Let $\mathbb{A}^n = \mathbb{A}^n_{\mathbb{C}}$ be n-affine over the field of complex numbers.
Let $f \in \mathbb{C}[x_1, \cdots, x_n]$ be an irreducible, non-constant polynomial, and let $X = \mathbb{V}(f)$ be the vanishing set of $f$.
For a point $p = (p_1, \cdots, p_n)\in X$, define the tangent space $$T_pX := \{q = (q_1, \cdots, q_n) \in \mathbb{A}^n \ |\ \sum_{i=1}^n\frac{\partial f}{\partial x_i}|_p (q_i - p_i) = 0\}.$$
A point $p \in X$ is singular if $\frac{\partial f}{\partial x_i}|_p = 0$ for all $1 \leq i \leq n$, and non-singular otherwise.
Why is it that if $p\in X$ is non-singular, then $T_pX \simeq \mathbb{A}^{n-1}$?
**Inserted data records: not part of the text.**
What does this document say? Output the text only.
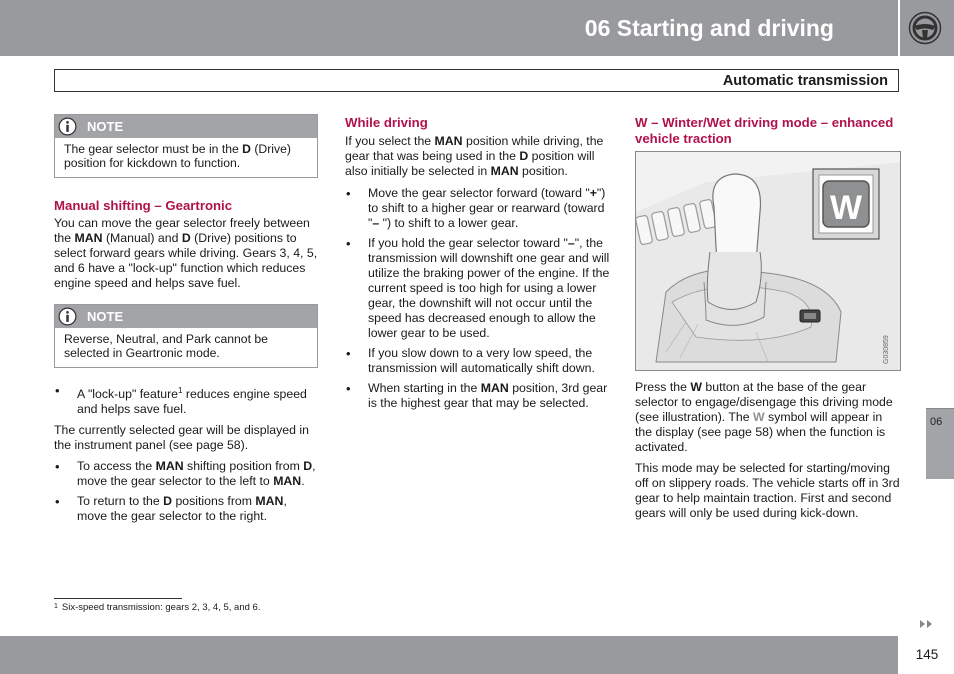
06 Starting and driving
Automatic transmission
NOTE
The gear selector must be in the D (Drive) position for kickdown to function.
Manual shifting – Geartronic

You can move the gear selector freely between the MAN (Manual) and D (Drive) positions to select forward gears while driving. Gears 3, 4, 5, and 6 have a "lock-up" function which reduces engine speed and helps save fuel.

NOTE
Reverse, Neutral, and Park cannot be selected in Geartronic mode.
• A "lock-up" feature$^1$ reduces engine speed and helps save fuel.

The currently selected gear will be displayed in the instrument panel (see page 58).

• To access the MAN shifting position from D, move the gear selector to the left to MAN.
• To return to the D positions from MAN, move the gear selector to the right.
While driving

If you select the MAN position while driving, the gear that was being used in the D position will also initially be selected in MAN position.

• Move the gear selector forward (toward "+") to shift to a higher gear or rearward (toward "– ") to shift to a lower gear.
• If you hold the gear selector toward "–", the transmission will downshift one gear and will utilize the braking power of the engine. If the current speed is too high for using a lower gear, the downshift will not occur until the speed has decreased enough to allow the lower gear to be used.
• If you slow down to a very low speed, the transmission will automatically shift down.
• When starting in the MAN position, 3rd gear is the highest gear that may be selected.
W – Winter/Wet driving mode – enhanced vehicle traction
W
G030859

Press the W button at the base of the gear selector to engage/disengage this driving mode (see illustration). The W symbol will appear in the display (see page 58) when the function is activated.

This mode may be selected for starting/moving off on slippery roads. The vehicle starts off in 3rd gear to help maintain traction. First and second gears will only be used during kick-down.

06
$^1$ Six-speed transmission: gears 2, 3, 4, 5, and 6.
145
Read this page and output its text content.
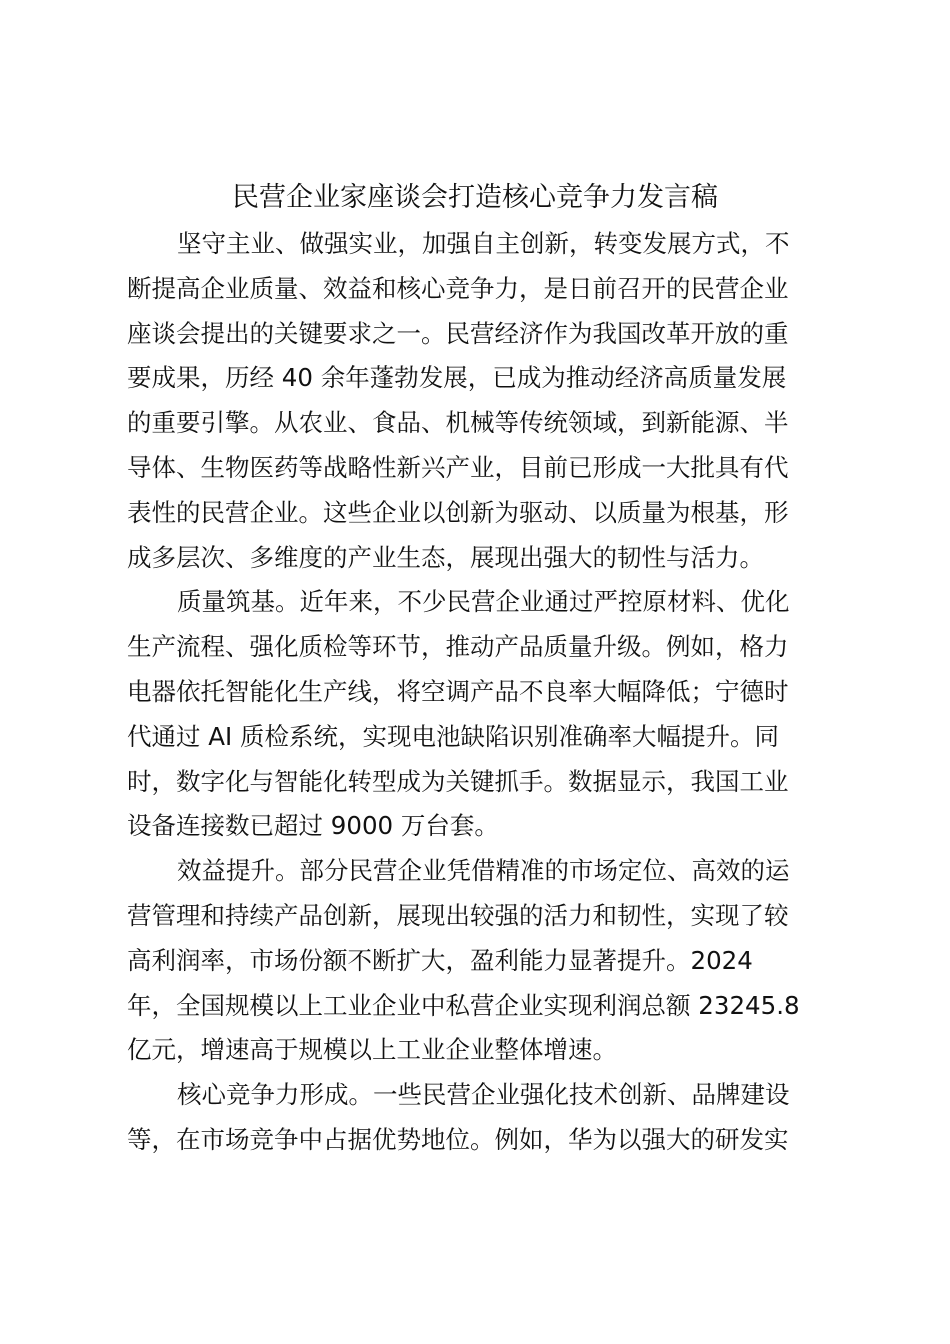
民营企业家座谈会打造核心竞争力发言稿
坚守主业、做强实业，加强自主创新，转变发展方式，不
断提高企业质量、效益和核心竞争力，是日前召开的民营企业
座谈会提出的关键要求之一。民营经济作为我国改革开放的重
要成果，历经 40 余年蓬勃发展，已成为推动经济高质量发展
的重要引擎。从农业、食品、机械等传统领域，到新能源、半
导体、生物医药等战略性新兴产业，目前已形成一大批具有代
表性的民营企业。这些企业以创新为驱动、以质量为根基，形
成多层次、多维度的产业生态，展现出强大的韧性与活力。
质量筑基。近年来，不少民营企业通过严控原材料、优化
生产流程、强化质检等环节，推动产品质量升级。例如，格力
电器依托智能化生产线，将空调产品不良率大幅降低；宁德时
代通过 AI 质检系统，实现电池缺陷识别准确率大幅提升。同
时，数字化与智能化转型成为关键抓手。数据显示，我国工业
设备连接数已超过 9000 万台套。
效益提升。部分民营企业凭借精准的市场定位、高效的运
营管理和持续产品创新，展现出较强的活力和韧性，实现了较
高利润率，市场份额不断扩大，盈利能力显著提升。2024
年，全国规模以上工业企业中私营企业实现利润总额 23245.8
亿元，增速高于规模以上工业企业整体增速。
核心竞争力形成。一些民营企业强化技术创新、品牌建设
等，在市场竞争中占据优势地位。例如，华为以强大的研发实
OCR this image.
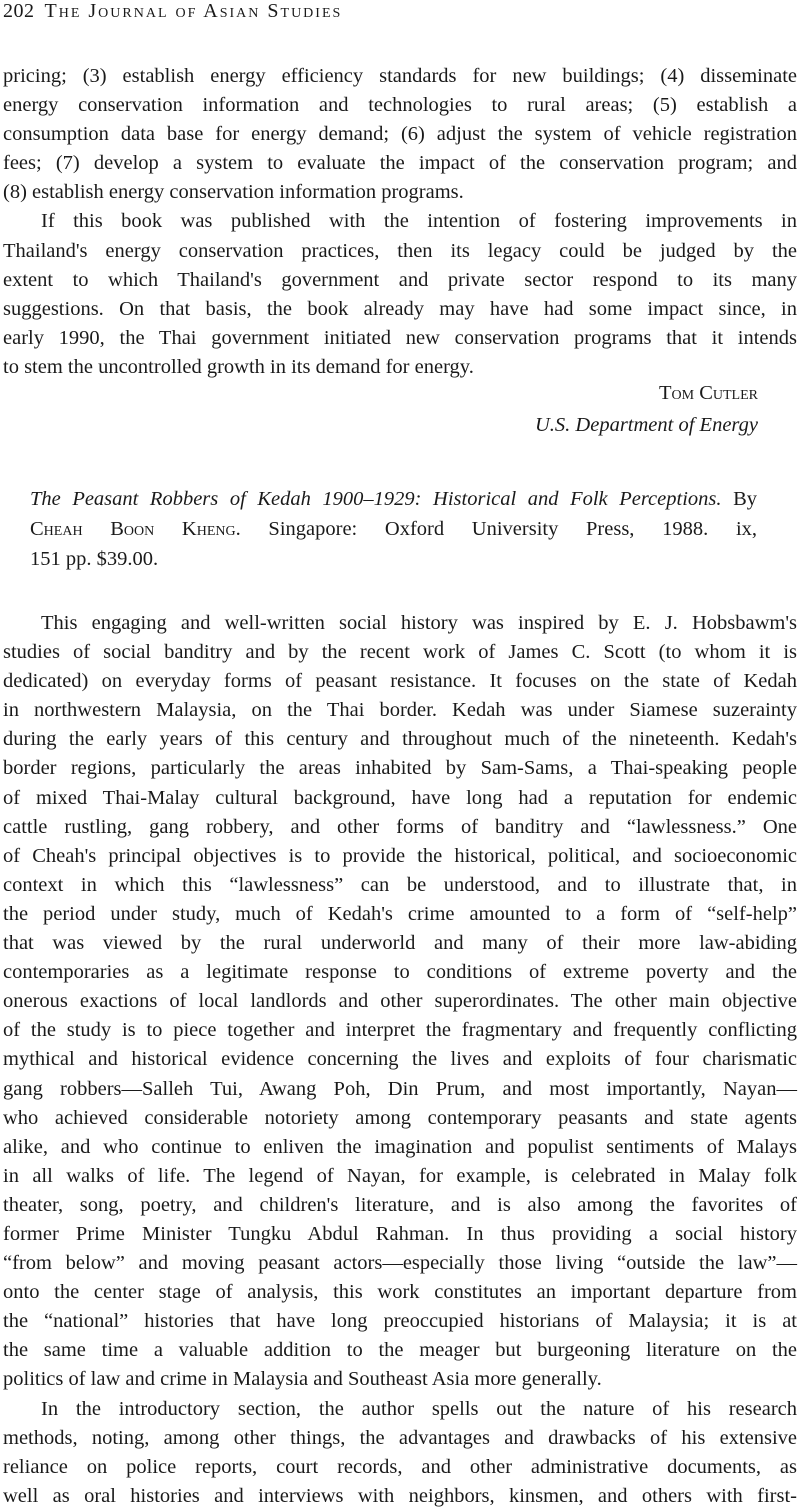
202 The Journal of Asian Studies
pricing; (3) establish energy efficiency standards for new buildings; (4) disseminate
energy conservation information and technologies to rural areas; (5) establish a
consumption data base for energy demand; (6) adjust the system of vehicle registration
fees; (7) develop a system to evaluate the impact of the conservation program; and
(8) establish energy conservation information programs.
If this book was published with the intention of fostering improvements in
Thailand's energy conservation practices, then its legacy could be judged by the
extent to which Thailand's government and private sector respond to its many
suggestions. On that basis, the book already may have had some impact since, in
early 1990, the Thai government initiated new conservation programs that it intends
to stem the uncontrolled growth in its demand for energy.
Tom Cutler
U.S. Department of Energy
The Peasant Robbers of Kedah 1900–1929: Historical and Folk Perceptions. By
Cheah Boon Kheng. Singapore: Oxford University Press, 1988. ix,
151 pp. $39.00.
This engaging and well-written social history was inspired by E. J. Hobsbawm's
studies of social banditry and by the recent work of James C. Scott (to whom it is
dedicated) on everyday forms of peasant resistance. It focuses on the state of Kedah
in northwestern Malaysia, on the Thai border. Kedah was under Siamese suzerainty
during the early years of this century and throughout much of the nineteenth. Kedah's
border regions, particularly the areas inhabited by Sam-Sams, a Thai-speaking people
of mixed Thai-Malay cultural background, have long had a reputation for endemic
cattle rustling, gang robbery, and other forms of banditry and “lawlessness.” One
of Cheah's principal objectives is to provide the historical, political, and socioeconomic
context in which this “lawlessness” can be understood, and to illustrate that, in
the period under study, much of Kedah's crime amounted to a form of “self-help”
that was viewed by the rural underworld and many of their more law-abiding
contemporaries as a legitimate response to conditions of extreme poverty and the
onerous exactions of local landlords and other superordinates. The other main objective
of the study is to piece together and interpret the fragmentary and frequently conflicting
mythical and historical evidence concerning the lives and exploits of four charismatic
gang robbers—Salleh Tui, Awang Poh, Din Prum, and most importantly, Nayan—
who achieved considerable notoriety among contemporary peasants and state agents
alike, and who continue to enliven the imagination and populist sentiments of Malays
in all walks of life. The legend of Nayan, for example, is celebrated in Malay folk
theater, song, poetry, and children's literature, and is also among the favorites of
former Prime Minister Tungku Abdul Rahman. In thus providing a social history
“from below” and moving peasant actors—especially those living “outside the law”—
onto the center stage of analysis, this work constitutes an important departure from
the “national” histories that have long preoccupied historians of Malaysia; it is at
the same time a valuable addition to the meager but burgeoning literature on the
politics of law and crime in Malaysia and Southeast Asia more generally.
In the introductory section, the author spells out the nature of his research
methods, noting, among other things, the advantages and drawbacks of his extensive
reliance on police reports, court records, and other administrative documents, as
well as oral histories and interviews with neighbors, kinsmen, and others with first-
I assume you are not using Schemes. If $p$ is non-singular then the matrix $(\frac{\partial f}{\partial x_1} ~\dots~ \frac{\partial f}{\partial x_n})$ has full rank, so its kernel (which is exactly $T_p X - p$ is a $n-1$ dimensional subspace of $\mathbb{C}^n = \mathbb{A}^n$ (and therefore isomorphic to $\mathbb{A}^{n-1}$).